Place à l’originalité
Si les projets les plus convoités s’intéressent majoritairement à des systèmes de polyculture-élevage, à la viticulture et aux grandes cultures, la diversification semble avoir de plus en plus la cote auprès des candidats, avec parfois des idées «sortant de l’ordinaire» : «certains prévoient de se consacrer intégralement à la diversification, d’autres envisagent de créer un atelier de ce type en supplément de leur production principale. Une personne que j’ai rencontrée récemment souhaitait par exemple se lancer dans un élevage d’insectes, orienté aussi bien dans l’alimentation humaine que dans l’approvisionnement de piscicultures» enchaîne l’animatrice. Spécialisée dans un public directement issu du milieu agricole, Maëlle Sureau est épaulée par trois autres conseillers dans cette fonction d’accompagnement avec Julien Morisot (pour la viticulture), Claude Delaporte (pour les personnes ne possédant pas de diplôme agricole) et Corine Garnier-Penning (public hors cadre-familial). Les projets «moins classiques» sont d’ailleurs majoritaires chez ces personnes n’étant pas issues du milieu agricole (voir encadré).

Aucun jugement
«Quelles que soient les questions qui nous sont posées, souvent très variées, nous ne portons jamais de jugements sur les projets des candidats. Nous ne sommes pas là pour ça» insiste Maëlle Sureau, «nous tâchons de les aiguiller au mieux, en les amenant à réfléchir sur tous les aspects auxquels ils n’auraient pas pensé». Un peu plus de soixante-dix installations accompagnées par le PAI sont recensées chaque année dans le département, «notre but premier n’est pas de faire le plus d’installations possibles, nous souhaitons avant toute chose que les installations réussissent et durent dans le temps !» termine l’animatrice.

Contact : info.installation21@laposte.net ou 03 80 68 67 72.

Les orientations des hors cadre familiaux

Corine Garnier-Penning, conseillère au Point accueil installation, évoque ses différentes rencontres avec le public hors cadre agricole : «En grande majorité, les candidats non issus du milieu agricole veulent produire des biens de qualité et souvent aller jusqu’au bout de la valorisation, en transformant et en vendant directement leurs produits aux consommateurs.
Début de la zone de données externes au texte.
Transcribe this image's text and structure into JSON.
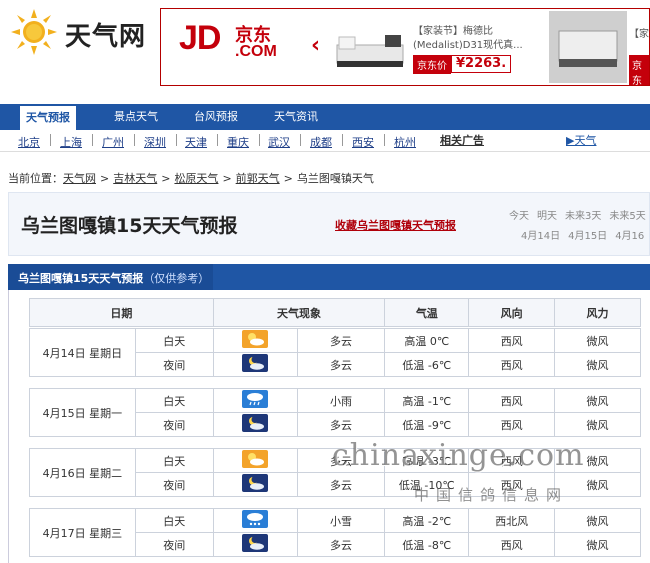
{
  "site": {
    "logo_text": "天气网"
  },
  "ad": {
    "jd_mark": "JD",
    "jd_cn": "京东",
    "jd_com": ".COM",
    "desc1": "【家装节】梅德比(Medalist)D31现代真...",
    "price_label": "京东价",
    "price_value": "¥2263.",
    "desc2": "【家",
    "price2_label": "京东"
  },
  "nav": {
    "items": [
      "天气预报",
      "景点天气",
      "台风预报",
      "天气资讯"
    ]
  },
  "cities": {
    "items": [
      "北京",
      "上海",
      "广州",
      "深圳",
      "天津",
      "重庆",
      "武汉",
      "成都",
      "西安",
      "杭州"
    ],
    "ad_label": "相关广告",
    "tianqi_link": "▶天气"
  },
  "breadcrumb": {
    "prefix": "当前位置：",
    "items": [
      "天气网",
      "吉林天气",
      "松原天气",
      "前郭天气",
      "乌兰图嘎镇天气"
    ]
  },
  "title": {
    "page_title": "乌兰图嘎镇15天天气预报",
    "favorite": "收藏乌兰图嘎镇天气预报",
    "tabs": [
      "今天",
      "明天",
      "未来3天",
      "未来5天"
    ],
    "dates": [
      "4月14日",
      "4月15日",
      "4月16"
    ]
  },
  "panel": {
    "title": "乌兰图嘎镇15天天气预报",
    "note": "（仅供参考）"
  },
  "table": {
    "headers": [
      "日期",
      "天气现象",
      "气温",
      "风向",
      "风力"
    ],
    "days": [
      {
        "date": "4月14日  星期日",
        "rows": [
          {
            "period": "白天",
            "icon": "sunny-cloudy-icon",
            "weather": "多云",
            "temp": "高温  0℃",
            "wind_dir": "西风",
            "wind_force": "微风"
          },
          {
            "period": "夜间",
            "icon": "night-cloudy-icon",
            "weather": "多云",
            "temp": "低温  -6℃",
            "wind_dir": "西风",
            "wind_force": "微风"
          }
        ]
      },
      {
        "date": "4月15日  星期一",
        "rows": [
          {
            "period": "白天",
            "icon": "light-rain-icon",
            "weather": "小雨",
            "temp": "高温  -1℃",
            "wind_dir": "西风",
            "wind_force": "微风"
          },
          {
            "period": "夜间",
            "icon": "night-cloudy-icon",
            "weather": "多云",
            "temp": "低温  -9℃",
            "wind_dir": "西风",
            "wind_force": "微风"
          }
        ]
      },
      {
        "date": "4月16日  星期二",
        "rows": [
          {
            "period": "白天",
            "icon": "sunny-cloudy-icon",
            "weather": "多云",
            "temp": "高温  -3℃",
            "wind_dir": "西风",
            "wind_force": "微风"
          },
          {
            "period": "夜间",
            "icon": "night-cloudy-icon",
            "weather": "多云",
            "temp": "低温  -10℃",
            "wind_dir": "西风",
            "wind_force": "微风"
          }
        ]
      },
      {
        "date": "4月17日  星期三",
        "rows": [
          {
            "period": "白天",
            "icon": "light-snow-icon",
            "weather": "小雪",
            "temp": "高温  -2℃",
            "wind_dir": "西北风",
            "wind_force": "微风"
          },
          {
            "period": "夜间",
            "icon": "night-cloudy-icon",
            "weather": "多云",
            "temp": "低温  -8℃",
            "wind_dir": "西风",
            "wind_force": "微风"
          }
        ]
      }
    ]
  },
  "watermark": {
    "main": "chinaxinge.com",
    "sub": "中国信鸽信息网"
  },
  "colors": {
    "nav_blue": "#1f56a5",
    "jd_red": "#c4000b"
  }
}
En productions végétales, je rencontre régulièrement des candidats qui souhaitent développer des productions céréalières , maraichères ou plantes aromatiques et médicinales : nombre de ces projets comportent un volet transformation et vente directe. En productions animales, beaucoup de projets sont basés sur l’élevage de caprins ou ovins lait, volailles fermières de chair ou pondeuses, porcs fermiers avec là aussi, une transformation des produits et vente en circuits courts. Les projets apicoles sont également assez courants. Nous recevons régulièrement des personnes qui envisagent de créer une exploitation équestre (élevage, pension de chevaux ou enseignement) ou un élevage canin. De façon plus exceptionnelle, voire unique, j’ai déjà rencontré des personnes souhaitant se lancer dans un élevage de reptiles (serpents, gekkos...), dans une production de fleurs comestibles ou encore de spiruline, qui est une algue avec de grandes qualités nutritionnelles. Pour différentes raisons, tous ces projets n’aboutissent pas».